La lettre juridique n°392 du 22 avril 2010 : Fiscalité du patrimoine

[Chronique] Chronique de fiscalité du patrimoine - avril 2010

Lecture: 8 min

N9402BNK

Citer l'article

Créer un lien vers ce contenu

[Chronique] Chronique de fiscalité du patrimoine - avril 2010. Lire en ligne : https://www.lexbase.fr/article-juridique/3210787-chroniquechroniquedefiscalitedupatrimoineavril2010
Copier

par Daniel Faucher, Consultant au Cridon de Paris

le 07 Octobre 2010

Lexbase Hebdo - édition fiscale vous propose, cette semaine, de retrouver la chronique d'actualité en matière de fiscalité du patrimoine, réalisée par Daniel Faucher, Consultant au Cridon de Paris. Cette chronique nous rappelle que le recel successoral emporte de lourdes conséquences sur le plan civil. Le juge de l'impôt y ajoute une peine complémentaire, même si cette dernière est temporaire, à savoir la possibilité pour l'administration de réclamer au receleur le complément de droits dus sur les biens réintégrés à la succession (Cass. com., 9 mars 2010, n° 08-21.080, FS-P+B). On remarquera, également, s'agissant de la qualification de versement en rente (déductible du revenu du débiteur) ou en capital (non déductible) pour les prestations compensatoires à la suite d'un divorce, que ce sont les modalités selon lesquelles le juge a prescrit au débiteur de s'en acquitter qui permettent de trancher (CAA Paris, 5ème ch., 18 février 2010, n° 08PA04916, mentionné aux tables du recueil Lebon). Enfin, aux termes d'une décision du 5 février 2009, le tribunal administratif d'Amiens retient que la circonstance qu'une distribution de bénéfices entre les mains des porteurs de parts ne soit pas conforme aux montants fixés par la délibération de l'assemblée générale régulièrement composée, ne fait pas obstacle, à hauteur de ses droits dans la société, à ce que la part allouée, conformément aux termes de cette même délibération, puisse permettre de prétendre au bénéfice de l'avoir fiscal attaché (TA Amiens du 5 février 2009, n° 0700155, mentionné aux tables du recueil Lebon).

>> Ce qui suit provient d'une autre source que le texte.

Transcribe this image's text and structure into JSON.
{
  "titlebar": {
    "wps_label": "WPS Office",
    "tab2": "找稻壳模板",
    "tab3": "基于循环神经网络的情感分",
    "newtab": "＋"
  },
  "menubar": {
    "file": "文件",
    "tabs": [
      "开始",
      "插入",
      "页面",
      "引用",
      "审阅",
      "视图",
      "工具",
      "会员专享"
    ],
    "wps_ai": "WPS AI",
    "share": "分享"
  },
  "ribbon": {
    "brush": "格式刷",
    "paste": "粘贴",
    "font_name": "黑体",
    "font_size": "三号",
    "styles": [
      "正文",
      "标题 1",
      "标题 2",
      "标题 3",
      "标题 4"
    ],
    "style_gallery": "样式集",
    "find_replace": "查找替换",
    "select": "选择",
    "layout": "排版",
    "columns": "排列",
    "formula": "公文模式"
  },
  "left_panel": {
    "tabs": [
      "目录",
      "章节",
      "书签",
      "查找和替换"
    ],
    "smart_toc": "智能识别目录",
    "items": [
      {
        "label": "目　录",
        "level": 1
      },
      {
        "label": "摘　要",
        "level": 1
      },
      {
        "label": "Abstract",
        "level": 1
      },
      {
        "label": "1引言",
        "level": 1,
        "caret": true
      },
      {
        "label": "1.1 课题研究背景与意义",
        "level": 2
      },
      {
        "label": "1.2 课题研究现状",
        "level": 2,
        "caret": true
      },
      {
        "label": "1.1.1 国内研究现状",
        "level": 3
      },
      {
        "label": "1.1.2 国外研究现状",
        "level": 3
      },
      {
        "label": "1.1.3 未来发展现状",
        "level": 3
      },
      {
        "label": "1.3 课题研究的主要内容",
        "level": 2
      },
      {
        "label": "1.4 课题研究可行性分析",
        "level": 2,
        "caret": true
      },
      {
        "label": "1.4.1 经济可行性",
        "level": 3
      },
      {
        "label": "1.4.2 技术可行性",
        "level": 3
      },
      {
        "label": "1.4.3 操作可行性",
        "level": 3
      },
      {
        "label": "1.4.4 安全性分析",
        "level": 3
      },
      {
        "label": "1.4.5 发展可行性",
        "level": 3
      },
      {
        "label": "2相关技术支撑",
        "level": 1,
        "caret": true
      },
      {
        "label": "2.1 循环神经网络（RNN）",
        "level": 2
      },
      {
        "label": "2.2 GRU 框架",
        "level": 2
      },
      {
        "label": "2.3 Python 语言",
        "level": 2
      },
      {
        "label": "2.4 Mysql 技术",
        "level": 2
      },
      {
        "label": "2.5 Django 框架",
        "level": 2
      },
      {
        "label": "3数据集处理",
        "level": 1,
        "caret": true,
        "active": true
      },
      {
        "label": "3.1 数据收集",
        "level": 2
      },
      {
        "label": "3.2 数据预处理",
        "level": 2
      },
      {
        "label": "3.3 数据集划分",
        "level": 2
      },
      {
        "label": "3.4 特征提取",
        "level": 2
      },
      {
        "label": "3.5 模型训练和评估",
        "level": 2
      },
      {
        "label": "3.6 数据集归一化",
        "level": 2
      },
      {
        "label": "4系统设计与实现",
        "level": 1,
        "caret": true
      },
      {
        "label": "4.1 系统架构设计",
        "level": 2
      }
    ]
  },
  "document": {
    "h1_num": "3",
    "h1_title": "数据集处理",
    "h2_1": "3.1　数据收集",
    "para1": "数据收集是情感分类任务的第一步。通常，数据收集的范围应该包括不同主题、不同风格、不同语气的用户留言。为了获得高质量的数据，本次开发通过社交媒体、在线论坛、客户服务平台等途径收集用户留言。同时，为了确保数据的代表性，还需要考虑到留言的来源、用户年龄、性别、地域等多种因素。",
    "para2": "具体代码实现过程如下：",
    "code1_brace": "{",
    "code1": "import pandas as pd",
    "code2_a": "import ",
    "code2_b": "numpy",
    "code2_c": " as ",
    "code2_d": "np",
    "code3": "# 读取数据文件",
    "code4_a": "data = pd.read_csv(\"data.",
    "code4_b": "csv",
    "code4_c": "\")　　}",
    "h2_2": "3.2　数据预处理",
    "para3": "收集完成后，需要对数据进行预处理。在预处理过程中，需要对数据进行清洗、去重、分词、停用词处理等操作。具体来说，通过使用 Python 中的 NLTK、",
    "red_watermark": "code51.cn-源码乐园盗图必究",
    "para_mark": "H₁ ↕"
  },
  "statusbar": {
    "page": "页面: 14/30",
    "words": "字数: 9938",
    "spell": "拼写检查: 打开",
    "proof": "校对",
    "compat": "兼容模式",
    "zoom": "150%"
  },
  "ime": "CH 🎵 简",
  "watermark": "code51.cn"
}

I - Solidarité fiscale pour le paiement des droits de succession : Cass. com., 9 mars 2010, n° 08-21.080, FS-P+B (N° Lexbase : A1717ETR)

Au nom de la solidarité édictée par l'article 1709 du CGI (N° Lexbase : L4051ICZ), le juge décide que l'héritier condamné pour recel successoral peut être poursuivi pour le règlement de l'ensemble des droits de succession exigibles par les héritiers, y compris ceux dus sur les biens recélés. En revanche, au-delà de cette obligation au paiement, la Cour de cassation précise que, s'agissant de la contribution au paiement, seul l'héritier non receleur est redevable des droits sur les bien recelés.

A - Obligation au paiement : la double peine provisoire de l'héritier receleur

L'hériter indélicat qui a dissimulé certains biens dépendant de la succession, soit pour se les approprier, soit pour les soustraire aux créanciers du défunt est sévèrement sanctionné lorsque sa fraude est découverte. Il est, d'une part, réputé acceptant la succession purement et simplement, de sorte que les créanciers peuvent éventuellement le poursuivre sur ses biens personnels et, d'autre part, privé de ses droits dans les biens recelés. Cette peine, civile, se cumule avec une peine, fiscale, puisque, au nom de la solidarité, l'administration peut lui réclamer les droits dus sur les biens recelés. Dans l'affaire récemment soumise à la Haute juridiction, un héritier et le conjoint survivant avaient dissimulé à l'enfant d'un précédent mariage des fonds détenus par le défunt en Suisse. Ayant eu connaissance du jugement de première instance retenant à leur encontre un recel successoral, l'administration avait notifié un rappel de droits de succession à l'héritier receleur. A la suite de sa condamnation définitive en appel, ce dernier avait donc contesté ce rappel en soutenant qu'il n'était redevable d'aucun droit sur les biens recelés au motif qu'ils avaient été attribués à l'enfant du premier lit. Sur pourvoi, la Cour de cassation précise que, néanmoins, l'administration reste en droit, sur le fondement de la solidarité fiscale prévue à l'article 1709 du CGI, de lui réclamer l'ensemble des droits dus au titre de la succession. En effet, même si l'auteur du recel est privé de tout droit sur les biens recelés, il n'en demeure pas moins héritier. A ce titre, il est donc solidaire pour le paiement de tous les droits de succession dus, y compris ceux sur les biens intégrés à la suite de la découverte du recel. Il est donc ultérieurement contraint de se retourner contre son cohéritier, auquel ont été attribués les biens recélés, pour lui réclamer la quote-part de droits sur ces biens.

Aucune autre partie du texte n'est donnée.